If you've heard that Vietnam's college entrance exams are notoriously rough, consider their effect on a collection of ancient stone tortoises at Hanoi's famed Temple of Literature.
Every summer before the exams, tens of thousands of students descend on the temple, site of Vietnam's first university, to rub the heads of the sculptures for good luck. But the ritual is wearing away the stone and damaging the tortoises, some of which date to 1484.
"Please don't touch the heads," call out student volunteers patrolling the temple. But armed only with megaphones, they concede their task is largely hopeless.
"There are just too many people and everyone wants to touch them," sighs one volunteer, Bui Xuan Quynh.

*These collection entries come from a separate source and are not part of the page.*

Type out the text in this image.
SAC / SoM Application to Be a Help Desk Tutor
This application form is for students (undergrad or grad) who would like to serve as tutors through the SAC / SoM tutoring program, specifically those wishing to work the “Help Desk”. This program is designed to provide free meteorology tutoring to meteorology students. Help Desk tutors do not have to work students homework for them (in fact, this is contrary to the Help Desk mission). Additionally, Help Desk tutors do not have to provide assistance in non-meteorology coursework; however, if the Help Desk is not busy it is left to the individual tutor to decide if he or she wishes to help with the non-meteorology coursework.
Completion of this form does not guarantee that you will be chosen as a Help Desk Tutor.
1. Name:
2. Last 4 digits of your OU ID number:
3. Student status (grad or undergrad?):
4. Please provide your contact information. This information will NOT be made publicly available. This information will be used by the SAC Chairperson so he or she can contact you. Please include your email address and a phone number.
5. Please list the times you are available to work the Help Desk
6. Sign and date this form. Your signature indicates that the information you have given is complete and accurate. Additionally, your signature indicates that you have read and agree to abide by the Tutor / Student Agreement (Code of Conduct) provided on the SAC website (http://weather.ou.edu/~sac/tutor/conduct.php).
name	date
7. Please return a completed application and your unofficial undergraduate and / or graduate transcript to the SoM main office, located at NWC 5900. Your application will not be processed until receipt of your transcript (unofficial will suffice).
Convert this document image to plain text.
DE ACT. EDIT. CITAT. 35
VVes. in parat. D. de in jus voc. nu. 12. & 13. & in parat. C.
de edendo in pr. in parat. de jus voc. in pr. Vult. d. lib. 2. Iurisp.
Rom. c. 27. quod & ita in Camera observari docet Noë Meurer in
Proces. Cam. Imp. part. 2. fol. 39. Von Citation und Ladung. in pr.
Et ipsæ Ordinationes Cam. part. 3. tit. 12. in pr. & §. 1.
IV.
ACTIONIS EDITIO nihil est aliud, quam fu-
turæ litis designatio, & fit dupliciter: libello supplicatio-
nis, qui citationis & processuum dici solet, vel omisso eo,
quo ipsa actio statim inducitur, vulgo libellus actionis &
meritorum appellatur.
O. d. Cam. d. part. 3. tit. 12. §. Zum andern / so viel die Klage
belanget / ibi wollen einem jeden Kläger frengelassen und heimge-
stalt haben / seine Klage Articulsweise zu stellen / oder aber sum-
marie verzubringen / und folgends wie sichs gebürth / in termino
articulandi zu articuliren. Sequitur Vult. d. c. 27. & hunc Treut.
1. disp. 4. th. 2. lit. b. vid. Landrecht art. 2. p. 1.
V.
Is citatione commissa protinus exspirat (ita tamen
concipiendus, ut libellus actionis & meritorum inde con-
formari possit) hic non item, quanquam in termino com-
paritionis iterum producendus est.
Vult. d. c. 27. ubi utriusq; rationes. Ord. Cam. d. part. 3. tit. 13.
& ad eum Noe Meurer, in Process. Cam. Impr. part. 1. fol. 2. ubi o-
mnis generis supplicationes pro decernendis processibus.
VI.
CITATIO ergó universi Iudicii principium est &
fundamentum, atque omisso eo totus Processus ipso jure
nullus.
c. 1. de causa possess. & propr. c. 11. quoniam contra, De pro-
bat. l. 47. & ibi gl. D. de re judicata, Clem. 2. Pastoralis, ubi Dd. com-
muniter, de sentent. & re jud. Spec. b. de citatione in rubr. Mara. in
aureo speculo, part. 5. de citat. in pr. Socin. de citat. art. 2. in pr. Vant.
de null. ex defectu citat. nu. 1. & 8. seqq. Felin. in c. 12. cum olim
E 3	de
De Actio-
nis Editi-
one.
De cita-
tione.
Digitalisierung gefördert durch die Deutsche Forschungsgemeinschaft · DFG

No one is quite sure how the head-rubbing tradition began. The tortoise has long symbolized learning and wisdom, and the temple's 82 stone figures are considered the most auspicious of all. Each one is inscribed with passages from ancient Chinese literature and the names of students who passed their royal exams some 500 years ago.
Today's students profess disbelief in superstition. Yet an estimated 60,000 of them, traveling by bus or by motorbike, made their way there this month, hoping that a little luck might rub off.
Why are they so desperate for a leg up? More than a million students take the entrance exams each year, but only one in five will be admitted. They know that their fate, and possibly their family's, is sealed by how well they perform on the tests.
So even if the power of the tortoise is just a myth, rubbing its head can't hurt. Unless you are the tortoise.